My Top 10 Irish Dishes of 2018 #6

“Oysters 3 Ways” at PJ’s Oyster Bar in Carlingford

 

 

 

Au Naturel, Kilpatrick and Grilled, are the three offerings on the “Carlingford Oyster” section of the menu at PJ Ohares Bar. I ordered a pair of each. The half shell oysters were black-lipped and quite delicious, though still a little skinny in October. The Kilpatrick were over-the-top barbecued oysters with bacon, cheddar and hot sauce–my least favorite of the three. The grilled oysters with spring onion and garlic flavored breadcrumbs were sensational–I am trying to duplicate the flavor at home.

 

PJ’s is located in the center of the medieval village of Carlingford in County Louth.

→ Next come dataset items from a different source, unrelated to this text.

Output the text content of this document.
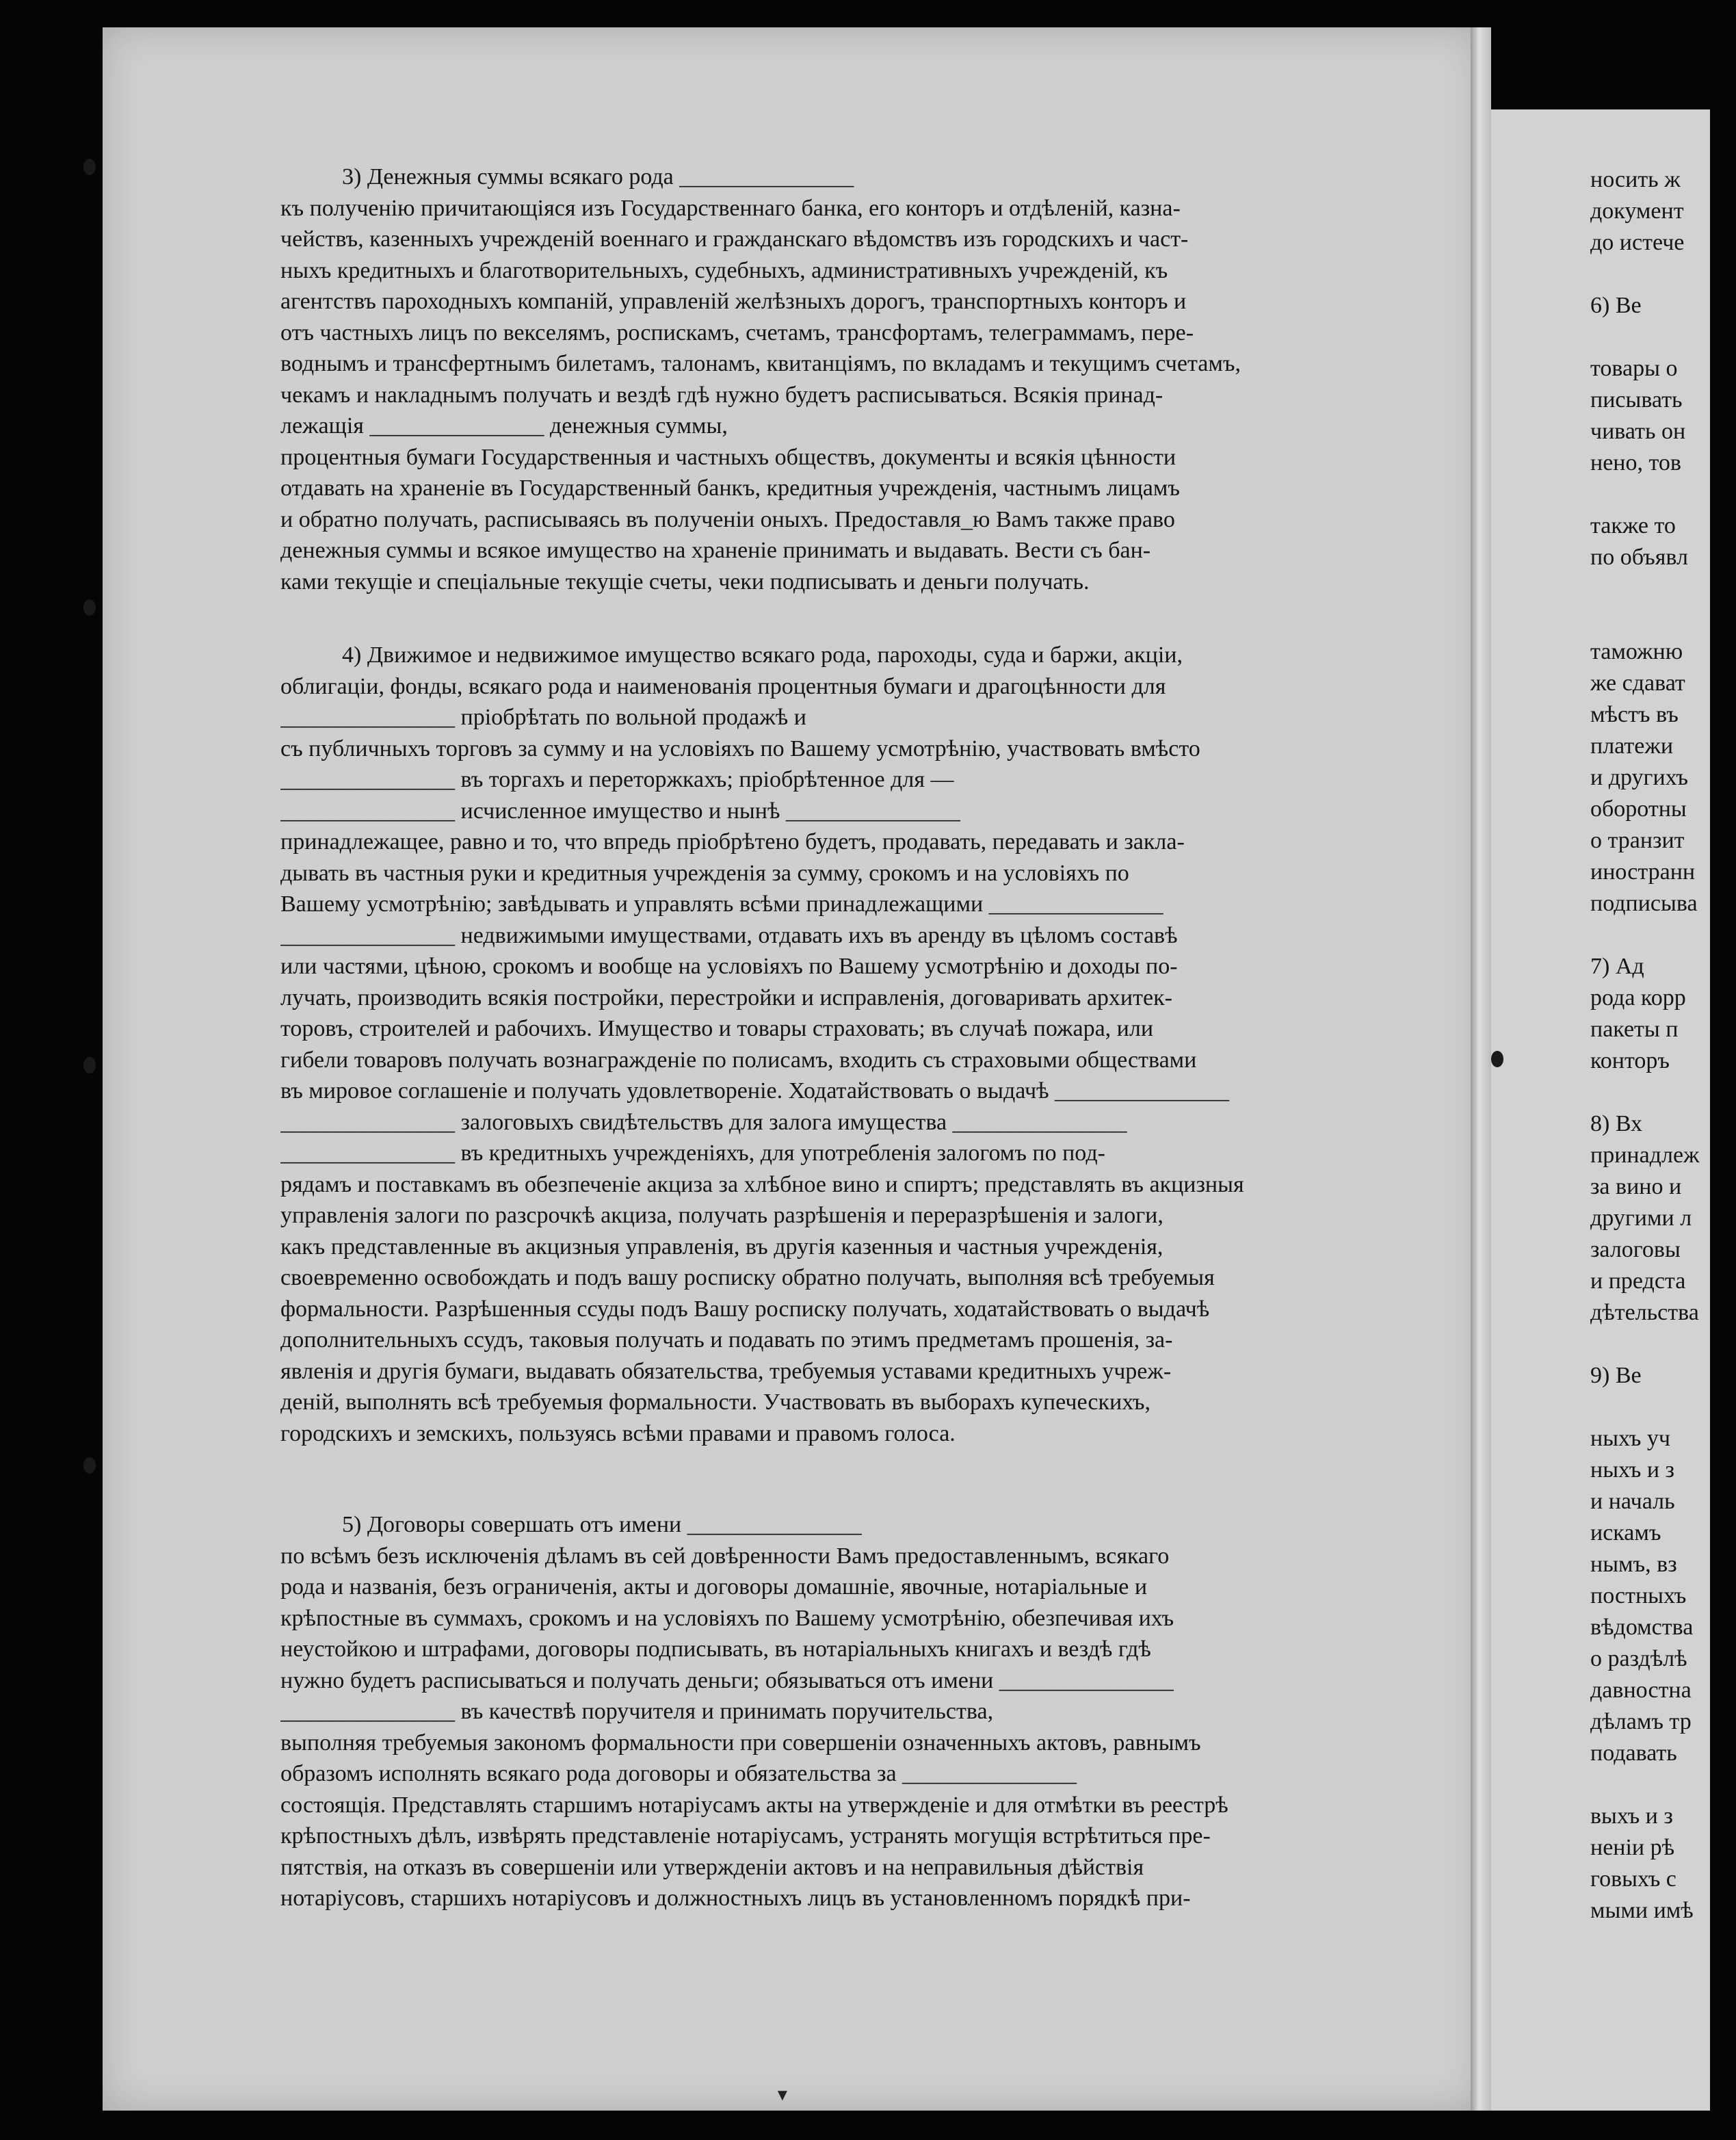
3) Денежныя суммы всякаго рода _______________
къ полученію причитающіяся изъ Государственнаго банка, его конторъ и отдѣленій, казна-
чействъ, казенныхъ учрежденій военнаго и гражданскаго вѣдомствъ изъ городскихъ и част-
ныхъ кредитныхъ и благотворительныхъ, судебныхъ, административныхъ учрежденій, къ
агентствъ пароходныхъ компаній, управленій желѣзныхъ дорогъ, транспортныхъ конторъ и
отъ частныхъ лицъ по векселямъ, роспискамъ, счетамъ, трансфортамъ, телеграммамъ, пере-
воднымъ и трансфертнымъ билетамъ, талонамъ, квитанціямъ, по вкладамъ и текущимъ счетамъ,
чекамъ и накладнымъ получать и вездѣ гдѣ нужно будетъ расписываться. Всякія принад-
лежащія _______________ денежныя суммы,
процентныя бумаги Государственныя и частныхъ обществъ, документы и всякія цѣнности
отдавать на храненіе въ Государственный банкъ, кредитныя учрежденія, частнымъ лицамъ
и обратно получать, расписываясь въ полученіи оныхъ. Предоставля_ю Вамъ также право
денежныя суммы и всякое имущество на храненіе принимать и выдавать. Вести съ бан-
ками текущіе и спеціальные текущіе счеты, чеки подписывать и деньги получать.
4) Движимое и недвижимое имущество всякаго рода, пароходы, суда и баржи, акціи,
облигаціи, фонды, всякаго рода и наименованія процентныя бумаги и драгоцѣнности для
_______________ пріобрѣтать по вольной продажѣ и
съ публичныхъ торговъ за сумму и на условіяхъ по Вашему усмотрѣнію, участвовать вмѣсто
_______________ въ торгахъ и переторжкахъ; пріобрѣтенное для —
_______________ исчисленное имущество и нынѣ _______________
принадлежащее, равно и то, что впредь пріобрѣтено будетъ, продавать, передавать и закла-
дывать въ частныя руки и кредитныя учрежденія за сумму, срокомъ и на условіяхъ по
Вашему усмотрѣнію; завѣдывать и управлять всѣми принадлежащими _______________
_______________ недвижимыми имуществами, отдавать ихъ въ аренду въ цѣломъ составѣ
или частями, цѣною, срокомъ и вообще на условіяхъ по Вашему усмотрѣнію и доходы по-
лучать, производить всякія постройки, перестройки и исправленія, договаривать архитек-
торовъ, строителей и рабочихъ. Имущество и товары страховать; въ случаѣ пожара, или
гибели товаровъ получать вознагражденіе по полисамъ, входить съ страховыми обществами
въ мировое соглашеніе и получать удовлетвореніе. Ходатайствовать о выдачѣ _______________
_______________ залоговыхъ свидѣтельствъ для залога имущества _______________
_______________ въ кредитныхъ учрежденіяхъ, для употребленія залогомъ по под-
рядамъ и поставкамъ въ обезпеченіе акциза за хлѣбное вино и спиртъ; представлять въ акцизныя
управленія залоги по разсрочкѣ акциза, получать разрѣшенія и переразрѣшенія и залоги,
какъ представленные въ акцизныя управленія, въ другія казенныя и частныя учрежденія,
своевременно освобождать и подъ вашу росписку обратно получать, выполняя всѣ требуемыя
формальности. Разрѣшенныя ссуды подъ Вашу росписку получать, ходатайствовать о выдачѣ
дополнительныхъ ссудъ, таковыя получать и подавать по этимъ предметамъ прошенія, за-
явленія и другія бумаги, выдавать обязательства, требуемыя уставами кредитныхъ учреж-
деній, выполнять всѣ требуемыя формальности. Участвовать въ выборахъ купеческихъ,
городскихъ и земскихъ, пользуясь всѣми правами и правомъ голоса.
5) Договоры совершать отъ имени _______________
по всѣмъ безъ исключенія дѣламъ въ сей довѣренности Вамъ предоставленнымъ, всякаго
рода и названія, безъ ограниченія, акты и договоры домашніе, явочные, нотаріальные и
крѣпостные въ суммахъ, срокомъ и на условіяхъ по Вашему усмотрѣнію, обезпечивая ихъ
неустойкою и штрафами, договоры подписывать, въ нотаріальныхъ книгахъ и вездѣ гдѣ
нужно будетъ расписываться и получать деньги; обязываться отъ имени _______________
_______________ въ качествѣ поручителя и принимать поручительства,
выполняя требуемыя закономъ формальности при совершеніи означенныхъ актовъ, равнымъ
образомъ исполнять всякаго рода договоры и обязательства за _______________
состоящія. Представлять старшимъ нотаріусамъ акты на утвержденіе и для отмѣтки въ реестрѣ
крѣпостныхъ дѣлъ, извѣрять представленіе нотаріусамъ, устранять могущія встрѣтиться пре-
пятствія, на отказъ въ совершеніи или утвержденіи актовъ и на неправильныя дѣйствія
нотаріусовъ, старшихъ нотаріусовъ и должностныхъ лицъ въ установленномъ порядкѣ при-
носить ж
документ
до истече
6) Ве
товары о
писывать
чивать он
нено, тов
также то
по объявл
таможню
же сдават
мѣстъ въ
платежи
и другихъ
оборотны
о транзит
иностранн
подписыва
7) Ад
рода корр
пакеты п
конторъ
8) Вх
принадлеж
за вино и
другими л
залоговы
и предста
дѣтельства
9) Ве
ныхъ уч
ныхъ и з
и началь
искамъ
нымъ, вз
постныхъ
вѣдомства
о раздѣлѣ
давностна
дѣламъ тр
подавать
выхъ и з
неніи рѣ
говыхъ с
мыми имѣ
▼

The glacial fjord called Carlingford Lough separates County Louth on the south shore from County Down to the north. The ocean inlet was given its name by the Vikings who occupied the area in the 9th Century. The town of Carlingford is on the south shore and has been a ferry port since the 12th century.

 

Until they were fished out, the oysters of Carlingford were considered by many to be Ireland’s best:

“In vain may the Parisian boast of his Cancale, the Londoner of his Colchester, or even our western shores of their green-finned Burrin, exquisite Pooldoody – who dare compare them to a rare Carlingford? (The Penny Journal, 1832)

 

Inspired by their romantic legend of the Carlingford oyster as recounted on a BBC radio broadcast, Peter Louet-Feisser began the revival of Carlingford oysters in 1974.  He created the Carlingford Oyster Company which buys seedling Gigas oysters from Normandy and raises them in bags set on trellises in the intertidal flats. The oysters are purified, packed and shipped directly to restaurants and customers from the shores of the lough.

 

Give them a try, should you get the chance.